Le quota CO2 individualisé : la solution pour sauver le climat

On a tout essayé rien ne marche. Chacun est favorable à la lutte contre le changement climatique, mais personne ou presque ne fait (ou ne veut faire) réellement d’effort. On porte plainte contre l’État comme si c’était lui qui achetait des SUV, des motos, partait en vacances à l’autre bout du monde ou changeait de portable tous les ans puis on râle contre le même État lorsqu’il supprime des voies automobiles ou augmente les taxes sur les carburants ou veut installer des parcs éoliens en face du pavillon.

Il y a plusieurs raisons à ce constat pessimiste et notamment la suivante : il y a chez l’homme un conflit permanent entre :

  • son attachement viscérale à ses libertés individuelles (par exemple faire un tour en moto dans les Alpes ou passer ses vacances au soleil) ;
  • et sa volonté de défendre l’intérêt général (qui suppose de laisser sa moto au garage et de se reposer tranquillement chez soi).

La plupart du temps, malheureusement, nous cédons aux chants des sirènes qui gouvernent notre intérêt particulier. Nous sommes des hommes après tout et nous privilégions d’abord notre intérêt, puis celui de nos enfants, de la famille, de nos compatriotes et en dernier lieu les humains dans leur ensemble. Si les Martiens existent, nul doute qu’ils seront servis les derniers. Peu de gens sont prêts à sacrifier leurs habitudes sur l’autel du changement climatique.

Je suis un homme et je mesure toute l’horreur de ma nature. Zazie

La contrainte parait donc nécessaire. Mais comment faire pour éviter de tomber dans la dictature environnementale ? La réponse : le quota CO2 individualisé.

Le quota CO2 individualisé

Chaque usine est déjà soumise à ce type disposition : l’Europe attribue chaque année à nos chères usines un quota d’émission de CO2. Si les usines restent dans l’enveloppe, tout va bien.

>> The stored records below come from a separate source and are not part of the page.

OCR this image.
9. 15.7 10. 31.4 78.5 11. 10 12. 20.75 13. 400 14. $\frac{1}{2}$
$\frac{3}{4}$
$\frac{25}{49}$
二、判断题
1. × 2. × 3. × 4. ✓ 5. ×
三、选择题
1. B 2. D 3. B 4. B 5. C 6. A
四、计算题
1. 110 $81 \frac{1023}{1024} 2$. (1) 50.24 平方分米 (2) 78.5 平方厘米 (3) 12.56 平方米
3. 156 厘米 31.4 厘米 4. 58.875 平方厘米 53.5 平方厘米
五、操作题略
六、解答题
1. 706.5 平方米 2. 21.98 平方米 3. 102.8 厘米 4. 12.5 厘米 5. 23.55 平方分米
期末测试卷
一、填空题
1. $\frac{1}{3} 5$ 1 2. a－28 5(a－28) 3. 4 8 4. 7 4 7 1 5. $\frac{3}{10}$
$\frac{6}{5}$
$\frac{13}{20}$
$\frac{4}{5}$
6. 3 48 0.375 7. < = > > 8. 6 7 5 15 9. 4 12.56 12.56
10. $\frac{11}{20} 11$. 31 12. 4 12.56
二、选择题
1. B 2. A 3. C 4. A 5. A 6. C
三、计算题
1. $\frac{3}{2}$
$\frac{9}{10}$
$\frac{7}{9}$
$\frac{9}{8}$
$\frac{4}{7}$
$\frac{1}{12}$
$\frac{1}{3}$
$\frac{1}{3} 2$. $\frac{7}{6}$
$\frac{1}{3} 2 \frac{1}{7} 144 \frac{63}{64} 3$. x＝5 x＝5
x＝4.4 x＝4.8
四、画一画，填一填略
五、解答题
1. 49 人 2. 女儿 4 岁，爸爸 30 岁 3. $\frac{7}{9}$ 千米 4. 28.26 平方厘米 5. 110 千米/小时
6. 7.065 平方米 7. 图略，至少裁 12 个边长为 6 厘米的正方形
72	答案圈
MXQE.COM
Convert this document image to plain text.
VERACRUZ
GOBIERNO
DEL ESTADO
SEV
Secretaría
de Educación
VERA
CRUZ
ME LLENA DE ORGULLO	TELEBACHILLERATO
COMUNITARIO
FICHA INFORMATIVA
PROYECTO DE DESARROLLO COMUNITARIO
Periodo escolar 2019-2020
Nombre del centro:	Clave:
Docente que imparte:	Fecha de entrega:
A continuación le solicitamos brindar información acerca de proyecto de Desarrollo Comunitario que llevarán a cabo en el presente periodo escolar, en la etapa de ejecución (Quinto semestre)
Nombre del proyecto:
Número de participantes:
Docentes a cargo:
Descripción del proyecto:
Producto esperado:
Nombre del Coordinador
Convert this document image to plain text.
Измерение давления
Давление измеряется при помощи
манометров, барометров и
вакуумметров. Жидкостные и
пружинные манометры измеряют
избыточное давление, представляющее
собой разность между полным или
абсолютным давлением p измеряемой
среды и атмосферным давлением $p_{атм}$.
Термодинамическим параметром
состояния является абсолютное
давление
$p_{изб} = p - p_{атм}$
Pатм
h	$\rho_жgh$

Si elle souhaite en sortir, par exemple pour produire plus, elles achètent des tonnes de CO2 (aux usines qui en ont trop). Une telle approche incite donc les exploitants à la vigilance et à réduire, autant que faire se peut, leurs émissions (qui peuvent être directement converties en €).

Pourquoi ne pas calquer ce modèle (en le corrigeant) pour contraindre les individus à la responsabilité ? Chacun se verrait accorder une enveloppe annuelle (par exemple 10 tonnes de CO2 par an), lui permettant de voyager (1 aller retour Paris-New-York = 2.5 tonne de CO2), de consommer (voir en dessous quelques points de repères), de faire des enfants (1 enfant = 1 tonne par an)… A lui de gérer son quota. S’il souhaite voyager davantage ou consommer plus, pas de problème : il achète à l’État des tonnes de CO2. Le prix de la tonne devrait bien entendu être proportionnel au quotient familial de chacun. Avec l’argent récupéré l’État investirait alors dans les énergies renouvelables ou la rénovation thermique des bâtiments.

L’individu ne serait ainsi pas totalement frustré, il pourrait continuer à consommer mais de manière raisonnable. Il prendrait aussi conscience du coût de la pollution qui aujourd’hui n’est pas visible. Le niveau global d’émission de CO2 pourrait alors vraiment être régulé.

Quelques points de repères

  • Un ordinateur fixe consomme 600 kWh/an, si l’ordinateur est allumé 8 heures par jour, soient 175 kg de CO2 par an ;
  • Un ordinateur portable consomme entre 150 et 300 kWh/an, si le portable est branché 8 heures par jours, soient 44 à 88 kg de CO2 par an.
  • En mode veille, un ordinateur, fixe ou portable, consomme environ le tiers de sa consommation en fonctionnement.